The socialist left in Europe has experienced a similar stagnation, yet has managed to maintain a more vibrant existence, in good measure due to greater levels of residual class consciousness. Many organizations are engaged in building new forms of organizations that have something to teach us about the possibilities – and in some cases the limits or obstacles – for unity or united action among previously competing revolutionary organizations. These include the Red Green Alliance in Denmark, the Left Bloque in Portugal, attempts to build Respect in Britain and the evolution of Rifondazione Comunista in Italy. The Ligue Communiste Révolutionnaire of France has decided to dissolve and form an entirely new left socialist organization that would be more of an appropriate refoundational home for thousands of activists not currently in any socialist organization. Though we do not have the means to duplicate these efforts here – they require a level of social weight we don’t presently enjoy – we should be watching and discussing these efforts at left foundation together.
For its part, Solidarity believes that agreement around a broad set of principles, and not agreement around historical questions, is the root base for organized renewal of the socialist movement. We believe that the left has yet to perfect the art of “agreeing to disagree” – while still finding ways to act together in a coherent fashion -- once basic agreement of this type has been achieved. (Solidarity is not an exception to this statement.) The notion of “homogeneity” in an organization as the 20th century left perceived it did not serve well at all; it ended in sectarianism and irrelevance.
We believe that unity in action does not require unity of thought. Solidarity is thus, in the broad sense, a proudly multi-tendency group. However, there is an important proviso to this: unity in action may not require unity of thought, but it most certainly requires thought – not just individual thought, but collective thought.

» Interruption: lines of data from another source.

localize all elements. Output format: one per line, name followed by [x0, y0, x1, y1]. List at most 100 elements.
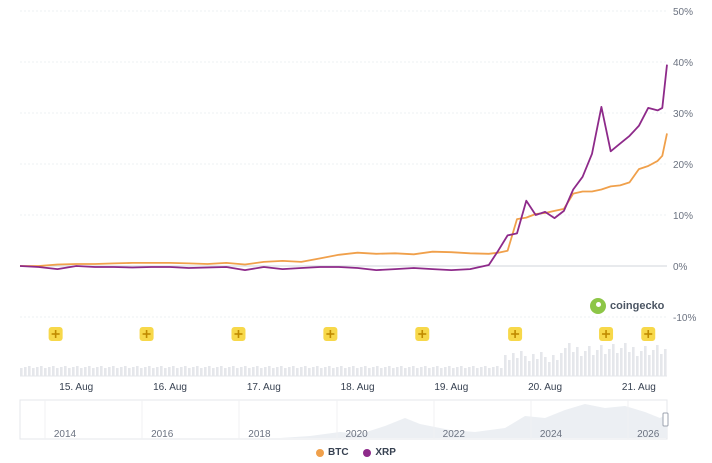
volume-bar — [72, 367, 75, 376]
volume-bar — [352, 366, 355, 376]
volume-bar — [636, 356, 639, 376]
volume-bar — [136, 366, 139, 376]
volume-bar — [400, 366, 403, 376]
volume-bar — [488, 368, 491, 376]
volume-bar — [384, 367, 387, 376]
volume-bar — [336, 367, 339, 376]
x-axis-ticks: 15. Aug 16. Aug 17. Aug 18. Aug 19. Aug 20. A… — [20, 375, 667, 393]
volume-bar — [84, 367, 87, 376]
volume-bar — [236, 368, 239, 376]
volume-bar — [44, 368, 47, 376]
volume-bar — [232, 366, 235, 376]
volume-bar — [452, 368, 455, 376]
navigator-area — [20, 404, 667, 438]
volume-bar — [152, 368, 155, 376]
volume-bar — [644, 346, 647, 376]
navigator-tick-label: 2022 — [443, 429, 466, 440]
volume-bar — [664, 349, 667, 376]
series-lines — [19, 64, 668, 271]
volume-bar — [380, 368, 383, 376]
x-tick-label: 17. Aug — [247, 382, 281, 393]
volume-bar — [328, 366, 331, 376]
event-marker-icon[interactable] — [508, 327, 523, 341]
navigator-tick-label: 2020 — [345, 429, 368, 440]
volume-bar — [480, 367, 483, 376]
legend-label-xrp: XRP — [375, 447, 396, 458]
event-markers[interactable] — [48, 327, 656, 341]
series-line-xrp — [19, 64, 668, 271]
volume-bar — [160, 366, 163, 376]
volume-bar — [364, 366, 367, 376]
volume-bar — [192, 367, 195, 376]
volume-bar — [36, 367, 39, 376]
volume-bar — [556, 360, 559, 376]
volume-bar — [548, 362, 551, 376]
volume-bar — [280, 366, 283, 376]
volume-bar — [208, 366, 211, 376]
volume-bar — [524, 356, 527, 376]
volume-bar — [148, 366, 151, 376]
volume-bar — [48, 367, 51, 376]
volume-bar — [244, 366, 247, 376]
volume-bar — [512, 353, 515, 376]
event-marker-icon[interactable] — [139, 327, 154, 341]
volume-bar — [300, 367, 303, 376]
coingecko-watermark: coingecko — [590, 298, 664, 314]
volume-bar — [316, 366, 319, 376]
volume-bar — [268, 366, 271, 376]
volume-bar — [500, 368, 503, 376]
volume-bar — [20, 368, 23, 376]
volume-bar — [176, 368, 179, 376]
volume-bar — [596, 350, 599, 376]
volume-bar — [60, 367, 63, 376]
volume-bar — [584, 351, 587, 376]
volume-bar — [620, 348, 623, 376]
volume-bar — [628, 352, 631, 376]
volume-bar — [392, 368, 395, 376]
volume-bar — [332, 368, 335, 376]
volume-bar — [368, 368, 371, 376]
y-axis-ticks: 50% 40% 30% 20% 10% 0% -10% — [673, 7, 696, 324]
event-marker-icon[interactable] — [323, 327, 338, 341]
volume-bar — [360, 367, 363, 376]
volume-bar — [168, 367, 171, 376]
x-tick-label: 16. Aug — [153, 382, 187, 393]
volume-bar — [416, 368, 419, 376]
event-marker-icon[interactable] — [231, 327, 246, 341]
volume-bar — [248, 368, 251, 376]
volume-bar — [544, 357, 547, 376]
event-marker-icon[interactable] — [415, 327, 430, 341]
volume-bar — [428, 368, 431, 376]
event-marker-icon[interactable] — [641, 327, 656, 341]
volume-bar — [80, 368, 83, 376]
volume-bar — [412, 366, 415, 376]
volume-bar — [304, 366, 307, 376]
volume-bar — [28, 366, 31, 376]
volume-bar — [508, 360, 511, 376]
volume-bar — [68, 368, 71, 376]
legend-item-btc[interactable]: BTC — [316, 447, 349, 458]
volume-bar — [568, 343, 571, 376]
volume-bar — [52, 366, 55, 376]
volume-bar — [432, 367, 435, 376]
volume-bar — [576, 347, 579, 376]
volume-bar — [112, 366, 115, 376]
legend: BTC XRP — [0, 447, 712, 460]
volume-bar — [288, 367, 291, 376]
volume-bar — [448, 366, 451, 376]
volume-bar — [252, 367, 255, 376]
event-marker-icon[interactable] — [599, 327, 614, 341]
volume-bar — [468, 367, 471, 376]
y-tick-label: 30% — [673, 109, 693, 120]
navigator-handle[interactable] — [662, 412, 669, 427]
range-navigator[interactable]: 2014 2016 2018 2020 2022 2024 2026 — [19, 399, 669, 440]
event-marker-icon[interactable] — [48, 327, 63, 341]
coingecko-logo-icon — [590, 298, 606, 314]
volume-bar — [196, 366, 199, 376]
legend-item-xrp[interactable]: XRP — [363, 447, 396, 458]
volume-bar — [128, 368, 131, 376]
x-tick-label: 21. Aug — [622, 382, 656, 393]
volume-bar — [308, 368, 311, 376]
volume-bar — [180, 367, 183, 376]
volume-bar — [460, 366, 463, 376]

That is, we do not believe that “democratic centralism” is an appropriate mechanism through which such a diverse group of revolutionaries can function effectively. Yes, there needs to be a set of key principles around which membership is constructed. Within that framework it will be necessary to listen to the ideas and experiences of all comrades, and to move forward with the understanding that there will be differing assessments and therefore decisions will be revisited. Diversity can be the source of an organization’s strength because it allows for a pluralism from which a more nuanced assessment may be possible. Additionally, we believe that tactical decisions are just that, tactical.
Marxism should be a method and not a set of formulas we have learned from the past. We also see that the insights from other philosophies of liberation and the living movements they spring from must renew and revitalize Marxism.
Solidarity remains hopeful that today’s socialist left is capable of taking some or all of the steps can lead off the process of renewal. Though recent modest initiatives, we are attempting to bring about a frank discussion with other organizations as well as local collective/study groups and national networks of the social movement left on how – or whether – they see a process of left renewal taking root.